Son principal avantage, se dit Ania, c'est qu'il considère toujours les autres comme des bêtes, contrairement à moi.

— Vous devriez attendre à l'écart, lui signala-t-elle poliment. Je ne les vois pas très bien, sinon.

— Comme tu veux.

Il se laissa devancer avant de s'arrêter pour s'allumer une autre clope.

— Viens, Mercedes, dit Ania en se tapant le bas de la cuisse. Au pied.

Une main posée sur l'encolure, ravie de constater qu'elle ne tirait jamais trop, elle se promena le long du rang, s'arrêtant parfois pour la laisser lui laper la main en pensant à sa langue à lui, qui était beaucoup moins rêche.

— Bon, lui déclara-t-elle à voix haute. Il faut arrêter de s'amuser. Voyons voir.

S'immobilisant devant un lapin polonais aux pattes aussi tordues et anguleuses que s'il eut été atteint d'arthrite malgré son âge peu avancé, elle fixa ce qui se trouvait derrière lui et ce qui se trouvait derrière lui était presque aussi pathétique et recroquevillé. Ça n'allait pas. Elle passa au suivant. Ce lapin-ci était tatoué sur tout son torse glabre, elle le voyait à travers le col déchiqueté de sa chemise. On avait dû l'empoigner pour le traîner quelque part et le tissu s'était déchiré. Il était plus vieux que son voisin. Son compagnon invisible était plus impressionnant. L'ombre n'était pas aussi costaude que celle de Bruno, mais ça ferait l'affaire.
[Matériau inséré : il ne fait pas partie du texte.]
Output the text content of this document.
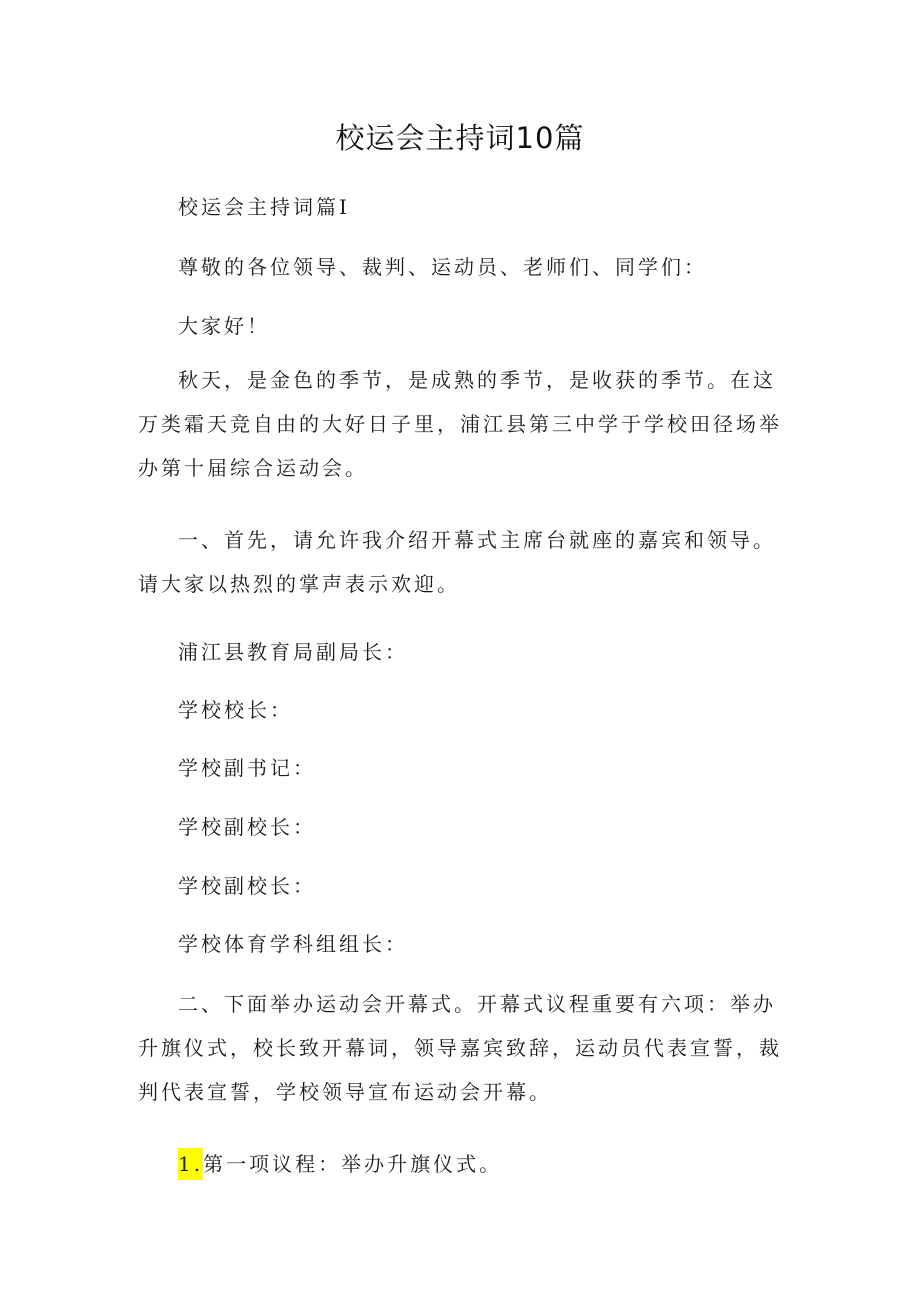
校运会主持词10篇

校运会主持词篇I

尊敬的各位领导、裁判、运动员、老师们、同学们：

大家好！

秋天，是金色的季节，是成熟的季节，是收获的季节。在这万类霜天竞自由的大好日子里，浦江县第三中学于学校田径场举办第十届综合运动会。

一、首先，请允许我介绍开幕式主席台就座的嘉宾和领导。请大家以热烈的掌声表示欢迎。

浦江县教育局副局长：

学校校长：

学校副书记：

学校副校长：

学校副校长：

学校体育学科组组长：

二、下面举办运动会开幕式。开幕式议程重要有六项：举办升旗仪式，校长致开幕词，领导嘉宾致辞，运动员代表宣誓，裁判代表宣誓，学校领导宣布运动会开幕。

1.第一项议程：举办升旗仪式。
Ils voulaient un autre Gestalt, elle allait le leur donner.

— Là, indiqua-t-elle en le pointant du doigt. Viens, Mercedes.

Les soldats prirent celui-ci. Elle continua. Trois, martelait-elle. Il en fallait trois. Ce n'était vraiment pas grand-chose, trois. Ça serait l'enfer, ça serait sinistre, et après elle pourrait retourner dormir, promis, chat. Juste trois. Seulement trois, ce n'était rien du tout, trois, juste un mauvais moment à passer et elle pourrait retourner dans sa chambre et prendre le Véronal. Elle en prendrait trois gouttes. Trois gouttes pour trois lapins, ça lui paraissait raisonnable.

Ils avaient amené le premier vers le portail. Elle ne put s'empêcher de se retourner. Planté à bonne distance du rang et des soldats, les mains toujours dans le dos, il l'observait, elle le savait, même si la visière basse jetait une ombre oblique sur le bas de son visage, masquant ses yeux qu'elle sentait pourtant rivés sur elle. Quelque chose de visqueux parut sinuer le long de son os iliaque et elle dut retenir un haut le cœur. Mercedes eut un jappement ennuyé, espérant ainsi la tirer de son immobilité passagère.

— Je sais, lui dit Ania. Moi non plus, je n'aime pas ça.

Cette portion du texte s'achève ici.